Use assemblathon_stats.pl to investigate how polishing has impacted the basic assembly metrics. We can also modify our BUSCO.sl script to compare the gene completeness of this polished version of the assembly with our original draft. To do this, change the input directory and assembly filename to the Pilon output, and change the BUSCO output filename.

For both long- and short-read polishing, you may find a genome assembly can benefit from multiple rounds of polishing, with continued improvements in the assembly metrics.

6.3 Downstream processes

Today we have produced a fungal draft genome assembly. You can see that there are a number of steps in the process, and that many choices must be made along the way, based on input data types, genome characteristics of the focal organism, and the quality of the assembly produced.

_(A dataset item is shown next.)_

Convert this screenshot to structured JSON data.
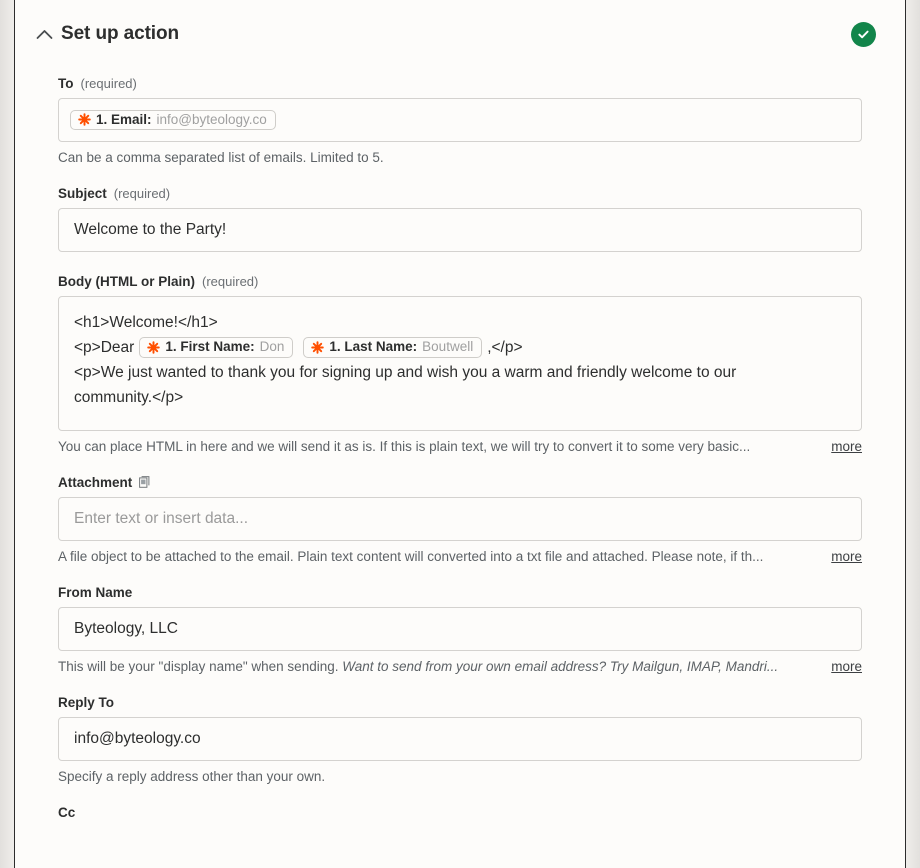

While we’ve done a lot of work to get to produce this draft assembly, there is still more that can be done before a genome is published or used for downstream research. Take a look at the detailed workflow below. Which steps did we complete today? How many more steps could we work through? A lot of work goes into producing a high-quality genome assembly!

A detailed workflow describing the processes and decision-making in a genome assembly workflow. Note the additional complexity compared with the visualisation in the Introduction. Jung et al. 2020, PLoS Computation Biology, https://doi.org/10.1371/journal.pcbi.1008325.

Key Points

  • Multiple rounds of polishing using different data sets can improve the accuracy of a genome assembly, and is particularly important when assemblies are produced using Nanopore data.

  • We have done a lot of work to get our genome assembly to this stage, but there are a number of downstream processes that can be done that can further improve the assembly and make it more useful for biological research.